Despite the grim fog that initially hangs over the relationship, Dani and Jamie create a wonderful world together in Vermont. They buy a flower shop, decorate a cute apartment, and fail miserably at cooking together for a decade. Then Dani begins seeing Viola’s featureless face in reflections. Once Dani nearly kills Jamie in her sleep, she leaves Vermont for Bly to serve as Viola’s final drowning victim in the manor’s pond. Jamie finds Dani’s corpse, creating one of Bly’s most upsetting scenes. 

Yet, the closing act of the finale suggests neither Jamie nor Dan has actually given up on the other person over the last 10 years (Dani died somewhere around 1997). “For the rest of her days, the gardener would gaze into reflections hoping to see [Dani’s] face. Her own Lady in the Lake,” 2007 Jamie says in voiceover. “She’d leave the door open at night — just a crack. Should [Dani] ever come back. Waiting for her lover to return.” 

Jamie isn’t spinning flowery words, she is describing her nightly routine. 

In the last scene of the show, we watch Jamie fill the tub with water and stare into it, desperate to see Dani. She does the same with the bathroom sink. Then she settles into a chair in front of her open hotel door to await Dani’s return. If this scene feels familiar, that’s because Bly Manor opens with a nearly identical sequence. In premiere “A Great Good Place,” 2007 Jamie awakes from a nightmare about a featureless woman creeping out of a lake. After nine episodes of staring at Dani, it is clear that ghostly woman is Dani, not Viola. For this introductory scene, Jamie is sitting in front of the open hotel door; the sink and the bathtub are filled with water.
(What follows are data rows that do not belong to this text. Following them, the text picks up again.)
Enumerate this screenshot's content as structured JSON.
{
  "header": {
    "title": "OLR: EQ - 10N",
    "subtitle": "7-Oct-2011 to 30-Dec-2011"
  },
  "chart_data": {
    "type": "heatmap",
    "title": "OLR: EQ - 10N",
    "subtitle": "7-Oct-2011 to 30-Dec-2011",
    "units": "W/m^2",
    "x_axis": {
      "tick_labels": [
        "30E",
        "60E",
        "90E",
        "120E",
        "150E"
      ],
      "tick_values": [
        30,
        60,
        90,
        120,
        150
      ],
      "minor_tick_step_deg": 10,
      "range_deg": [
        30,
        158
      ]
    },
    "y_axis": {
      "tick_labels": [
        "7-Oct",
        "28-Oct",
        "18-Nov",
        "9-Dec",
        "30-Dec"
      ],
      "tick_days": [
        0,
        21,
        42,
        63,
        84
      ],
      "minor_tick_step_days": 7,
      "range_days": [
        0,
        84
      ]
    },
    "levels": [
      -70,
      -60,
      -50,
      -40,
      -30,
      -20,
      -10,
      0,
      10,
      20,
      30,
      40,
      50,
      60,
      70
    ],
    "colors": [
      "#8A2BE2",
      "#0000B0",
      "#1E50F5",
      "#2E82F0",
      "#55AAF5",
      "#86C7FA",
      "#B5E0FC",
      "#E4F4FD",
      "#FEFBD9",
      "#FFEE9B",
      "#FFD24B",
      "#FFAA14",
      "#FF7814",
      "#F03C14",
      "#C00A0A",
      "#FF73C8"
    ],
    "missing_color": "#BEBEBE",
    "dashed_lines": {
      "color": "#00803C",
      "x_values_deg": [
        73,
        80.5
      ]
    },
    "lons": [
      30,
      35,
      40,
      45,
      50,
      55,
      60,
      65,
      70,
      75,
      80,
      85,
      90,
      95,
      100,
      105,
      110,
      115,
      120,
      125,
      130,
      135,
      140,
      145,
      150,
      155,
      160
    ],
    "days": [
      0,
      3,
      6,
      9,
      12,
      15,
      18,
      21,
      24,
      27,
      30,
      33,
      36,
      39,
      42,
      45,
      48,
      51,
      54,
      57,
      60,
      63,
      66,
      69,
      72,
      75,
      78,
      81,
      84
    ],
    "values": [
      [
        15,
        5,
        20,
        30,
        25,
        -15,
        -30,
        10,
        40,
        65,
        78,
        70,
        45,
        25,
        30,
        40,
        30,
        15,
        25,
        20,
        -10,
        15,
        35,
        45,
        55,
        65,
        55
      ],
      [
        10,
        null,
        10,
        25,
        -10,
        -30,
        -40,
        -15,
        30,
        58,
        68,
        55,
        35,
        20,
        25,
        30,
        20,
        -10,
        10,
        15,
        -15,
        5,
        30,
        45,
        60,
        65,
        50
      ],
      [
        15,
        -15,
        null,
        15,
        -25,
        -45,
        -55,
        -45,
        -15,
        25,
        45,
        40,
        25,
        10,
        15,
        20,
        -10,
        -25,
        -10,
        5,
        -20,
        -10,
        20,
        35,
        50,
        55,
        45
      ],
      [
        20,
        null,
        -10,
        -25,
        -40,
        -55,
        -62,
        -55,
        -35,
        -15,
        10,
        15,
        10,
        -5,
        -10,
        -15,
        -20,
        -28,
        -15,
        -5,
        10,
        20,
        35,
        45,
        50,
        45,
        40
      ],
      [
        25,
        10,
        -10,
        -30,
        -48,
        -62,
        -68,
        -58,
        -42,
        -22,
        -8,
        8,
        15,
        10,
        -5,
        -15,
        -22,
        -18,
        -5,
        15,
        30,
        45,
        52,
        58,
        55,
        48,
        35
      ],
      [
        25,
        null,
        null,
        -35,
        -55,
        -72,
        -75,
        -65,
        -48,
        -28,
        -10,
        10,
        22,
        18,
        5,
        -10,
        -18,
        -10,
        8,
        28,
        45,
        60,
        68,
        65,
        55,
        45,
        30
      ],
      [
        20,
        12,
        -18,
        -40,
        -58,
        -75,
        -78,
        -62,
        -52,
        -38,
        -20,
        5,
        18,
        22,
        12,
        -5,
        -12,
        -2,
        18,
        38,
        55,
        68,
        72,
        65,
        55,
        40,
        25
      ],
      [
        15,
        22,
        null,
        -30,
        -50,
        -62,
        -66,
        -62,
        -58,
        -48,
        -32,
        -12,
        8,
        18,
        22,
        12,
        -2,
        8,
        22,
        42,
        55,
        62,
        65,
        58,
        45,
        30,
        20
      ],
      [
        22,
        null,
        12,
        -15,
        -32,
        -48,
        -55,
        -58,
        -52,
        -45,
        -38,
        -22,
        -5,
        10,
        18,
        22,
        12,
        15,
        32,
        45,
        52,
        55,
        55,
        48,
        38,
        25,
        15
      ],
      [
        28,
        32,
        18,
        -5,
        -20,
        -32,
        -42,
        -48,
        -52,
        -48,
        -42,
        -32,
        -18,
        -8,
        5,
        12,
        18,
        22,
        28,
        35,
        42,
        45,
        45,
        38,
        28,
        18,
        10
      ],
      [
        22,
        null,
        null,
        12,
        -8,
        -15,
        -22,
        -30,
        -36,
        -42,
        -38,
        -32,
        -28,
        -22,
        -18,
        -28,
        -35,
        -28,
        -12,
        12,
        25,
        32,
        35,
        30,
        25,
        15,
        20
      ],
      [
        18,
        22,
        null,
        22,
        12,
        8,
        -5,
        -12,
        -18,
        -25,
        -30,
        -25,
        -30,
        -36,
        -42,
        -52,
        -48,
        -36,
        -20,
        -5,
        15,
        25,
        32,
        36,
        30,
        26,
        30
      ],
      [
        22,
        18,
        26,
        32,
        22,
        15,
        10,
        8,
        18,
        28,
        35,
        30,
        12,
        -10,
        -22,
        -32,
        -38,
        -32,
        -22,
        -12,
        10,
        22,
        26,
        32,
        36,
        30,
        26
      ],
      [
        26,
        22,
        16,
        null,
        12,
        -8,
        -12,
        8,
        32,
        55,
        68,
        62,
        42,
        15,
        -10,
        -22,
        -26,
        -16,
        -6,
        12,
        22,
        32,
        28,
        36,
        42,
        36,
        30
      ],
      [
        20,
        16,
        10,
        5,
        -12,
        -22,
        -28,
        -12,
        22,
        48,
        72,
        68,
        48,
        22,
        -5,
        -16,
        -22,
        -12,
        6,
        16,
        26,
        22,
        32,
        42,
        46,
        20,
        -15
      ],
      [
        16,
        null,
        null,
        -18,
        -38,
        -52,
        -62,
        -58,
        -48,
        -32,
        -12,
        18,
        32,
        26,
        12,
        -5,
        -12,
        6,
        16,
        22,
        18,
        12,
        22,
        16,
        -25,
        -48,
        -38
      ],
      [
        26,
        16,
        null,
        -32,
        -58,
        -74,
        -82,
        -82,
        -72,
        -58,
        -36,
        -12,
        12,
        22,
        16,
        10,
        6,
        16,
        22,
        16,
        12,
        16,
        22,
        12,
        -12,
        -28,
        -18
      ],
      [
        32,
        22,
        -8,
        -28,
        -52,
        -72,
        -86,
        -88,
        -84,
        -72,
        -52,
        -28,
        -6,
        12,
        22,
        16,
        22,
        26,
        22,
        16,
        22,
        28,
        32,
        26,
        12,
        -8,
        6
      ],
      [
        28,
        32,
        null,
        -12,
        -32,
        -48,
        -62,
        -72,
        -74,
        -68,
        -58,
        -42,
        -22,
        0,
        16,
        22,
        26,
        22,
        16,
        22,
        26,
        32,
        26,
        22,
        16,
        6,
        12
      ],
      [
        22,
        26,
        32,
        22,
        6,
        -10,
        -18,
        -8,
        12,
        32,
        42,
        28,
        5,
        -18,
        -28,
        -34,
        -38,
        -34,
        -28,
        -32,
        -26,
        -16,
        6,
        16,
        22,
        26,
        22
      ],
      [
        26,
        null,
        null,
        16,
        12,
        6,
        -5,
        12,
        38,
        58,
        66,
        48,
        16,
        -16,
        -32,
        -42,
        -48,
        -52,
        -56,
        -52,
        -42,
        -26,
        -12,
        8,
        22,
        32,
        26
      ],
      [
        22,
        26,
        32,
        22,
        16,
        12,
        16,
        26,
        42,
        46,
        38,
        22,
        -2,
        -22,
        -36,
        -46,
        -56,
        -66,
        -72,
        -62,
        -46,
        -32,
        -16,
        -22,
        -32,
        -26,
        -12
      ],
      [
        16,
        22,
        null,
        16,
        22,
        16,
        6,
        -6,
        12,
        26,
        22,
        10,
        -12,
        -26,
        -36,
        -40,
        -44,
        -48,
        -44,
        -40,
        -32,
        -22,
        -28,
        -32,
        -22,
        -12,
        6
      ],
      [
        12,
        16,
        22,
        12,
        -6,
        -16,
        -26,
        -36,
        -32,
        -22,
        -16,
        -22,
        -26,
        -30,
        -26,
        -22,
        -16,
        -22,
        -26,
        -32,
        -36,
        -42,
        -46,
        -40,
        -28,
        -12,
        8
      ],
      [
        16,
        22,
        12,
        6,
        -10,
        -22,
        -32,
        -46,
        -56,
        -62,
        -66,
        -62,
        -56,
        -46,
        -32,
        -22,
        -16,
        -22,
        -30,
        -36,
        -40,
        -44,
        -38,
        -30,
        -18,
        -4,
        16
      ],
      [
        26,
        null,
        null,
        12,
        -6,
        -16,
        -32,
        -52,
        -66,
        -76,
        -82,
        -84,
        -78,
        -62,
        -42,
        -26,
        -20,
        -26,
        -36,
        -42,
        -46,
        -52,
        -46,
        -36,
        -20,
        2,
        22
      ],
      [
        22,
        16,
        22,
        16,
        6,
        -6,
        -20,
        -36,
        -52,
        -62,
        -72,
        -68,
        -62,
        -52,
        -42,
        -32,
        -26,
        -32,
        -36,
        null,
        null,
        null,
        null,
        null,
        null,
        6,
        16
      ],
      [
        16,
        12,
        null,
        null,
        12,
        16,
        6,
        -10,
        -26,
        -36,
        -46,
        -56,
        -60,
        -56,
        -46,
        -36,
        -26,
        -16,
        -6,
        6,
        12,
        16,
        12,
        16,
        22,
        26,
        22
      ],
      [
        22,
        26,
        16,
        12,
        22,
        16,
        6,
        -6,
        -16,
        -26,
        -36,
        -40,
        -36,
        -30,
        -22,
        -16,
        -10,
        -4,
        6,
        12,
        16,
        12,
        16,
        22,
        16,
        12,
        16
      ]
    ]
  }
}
We know this isn’t a flashforward from the finale ending because Jamie is wearing a necklace here — and she isn’t wearing one when she goes to bed after the wedding in “Beast.” 

This is simply how Jamie lives every single day of her life without Dani. However, the hand in the final shot suggests some piece of Dani has returned to Jamie to watch over her. Her body might reside in Bly, and even the main chunk of her soul (as Jamie theorises earlier, Dani is cursed to “walk the grounds of Bly” forever), but some piece of Dani is still standing beside Jamie as she sleeps. She has “come back” for Jamie, as she asked. As we can see from the shot, Dani’s hand looks more human than lake ghost, hinting the purest part of Dani — the one Viola couldn’t corrupt — has silently stayed with Jamie all these years (maybe due to her connection to their rings). When Jamie dies, it’s possible she will see that Dani never really left her at all.

As Amelia Eve said on Bly Manor‘s set, the takeaway from her character is, “that humans aren’t so bad after all, I guess. That sometimes [love] is worth it. They are good eggs sometimes.” Dani still feels the same way about Jamie, even from beyond the grave.